Selling on multiple online marketplaces has its challenges. To maximize sales on each platform, sellers should be paying attention to such things as orders, customer reviews and inventory levels daily. Here are some suggestions from a few retailers that sell on more than five marketplaces on how to manage each one.
- Online sporting goods retailer Dazadi Inc., No. 640 in the Internet Retailer 2017 Top 1000, built software in-house that allows the company to keep track of all product data for all marketplaces in one central database. The database then connects via an application programming interface (API) to the various marketplaces it sells on.
“We definitely check performance daily, including weekends [for some marketplaces],” says co-founder and CEO Jason Boyce.
He says the retailer spends the most time on marketplaces that offer the most data about listings, products and customer comments such as Amazon (No. 3 in the 2018 Internet Retailer Online Marketplaces Database), eBay (No. 4 in the Online Marketplaces ranking) and Jet (No. 22). For example, Amazon provides data on seller and product reviews. On eBay, sellers can compare how their listings are performing against their competitors. “Being able to process information improves success on those marketplaces,” he says.

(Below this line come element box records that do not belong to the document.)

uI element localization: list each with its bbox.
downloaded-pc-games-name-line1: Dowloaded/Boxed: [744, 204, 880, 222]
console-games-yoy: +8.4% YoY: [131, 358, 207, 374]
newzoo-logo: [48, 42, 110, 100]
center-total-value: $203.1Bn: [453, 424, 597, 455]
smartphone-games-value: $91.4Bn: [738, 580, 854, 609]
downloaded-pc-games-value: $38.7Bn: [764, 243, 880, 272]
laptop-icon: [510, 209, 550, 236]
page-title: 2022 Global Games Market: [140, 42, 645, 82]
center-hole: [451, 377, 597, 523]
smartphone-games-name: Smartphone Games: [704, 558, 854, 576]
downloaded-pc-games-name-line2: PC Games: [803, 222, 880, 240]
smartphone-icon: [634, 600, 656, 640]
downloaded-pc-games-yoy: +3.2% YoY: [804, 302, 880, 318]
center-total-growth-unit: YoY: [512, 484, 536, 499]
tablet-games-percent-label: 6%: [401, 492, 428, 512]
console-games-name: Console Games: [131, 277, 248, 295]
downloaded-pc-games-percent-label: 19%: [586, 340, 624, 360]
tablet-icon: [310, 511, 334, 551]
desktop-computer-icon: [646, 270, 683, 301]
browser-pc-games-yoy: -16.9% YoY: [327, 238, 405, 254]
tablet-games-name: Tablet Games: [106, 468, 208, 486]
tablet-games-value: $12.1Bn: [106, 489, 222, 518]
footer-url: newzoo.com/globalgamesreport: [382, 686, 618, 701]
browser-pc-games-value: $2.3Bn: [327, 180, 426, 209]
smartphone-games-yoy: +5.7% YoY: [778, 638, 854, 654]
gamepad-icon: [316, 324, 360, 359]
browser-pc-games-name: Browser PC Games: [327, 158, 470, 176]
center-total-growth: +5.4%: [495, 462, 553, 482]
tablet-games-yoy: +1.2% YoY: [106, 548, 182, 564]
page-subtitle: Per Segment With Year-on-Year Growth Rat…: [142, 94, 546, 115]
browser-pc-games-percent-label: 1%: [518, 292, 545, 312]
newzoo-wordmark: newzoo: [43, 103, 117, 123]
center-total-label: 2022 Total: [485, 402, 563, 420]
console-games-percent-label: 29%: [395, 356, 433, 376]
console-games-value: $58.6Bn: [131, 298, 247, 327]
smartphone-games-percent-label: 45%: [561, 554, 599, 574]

- Office supplies e-retailer Jam Paper & Envelope (No. 737 in the Top 1000) creates daily sales reports each morning, which show the prior day’s sales per channel, the month-to-date sales per channel and the year-to-date sales per channel. “This helps us identify any issues that might be occurring and to dig in if necessary,” CEO Andrew Jacobs says.
The company uses business intelligence software Tableau to help analyze the large sets of data. When Jam Paper looks at total orders and sales figures, it has projections or expectations in mind, so they can easily spot if a number looks way off.
- Another challenge for sellers is pricing. Sellers can strategically set prices on different marketplaces based on demand, time of day or competitors’ prices. Accessories retailer Phoenix Leather Goods (No. 909 in the Top 1000) sets floor prices, or the lowest price for which an item can be sold, for all products. This helps in maintaining gross margin per product on every marketplace, says Brad Rusin, director of e-commerce. Phoenix use an algorithmic repricing feature from technology firm ChannelAdvisor Corp. to set those prices for all products.
- Many retailers sell the same products on marketplaces as they do on their own e-commerce sites, and the product descriptions are typically the same across all channels. When the descriptions are the same, sellers risk being penalized by search engines like Google Inc. for duplicate content, and therefore may see a dip in traffic to their own e-commerce sites as a result.
Amitai Sasson, vice president of marketing and technology at overstockArt.com (No. 825), says his company tries to have two sets of descriptions for every SKU: One description used on all marketplaces and another for its own site. “We separate descriptions on our own site versus marketplaces to keep the search engine optimization (SEO) value on our website,” he says. Meaning, the retailer uses more SEO keywords and more detailed descriptions on its own site so overstockArt.com will rank higher in search results. The company also does this so Google doesn’t penalize the retailer’s website for having duplicate content across multiple domains.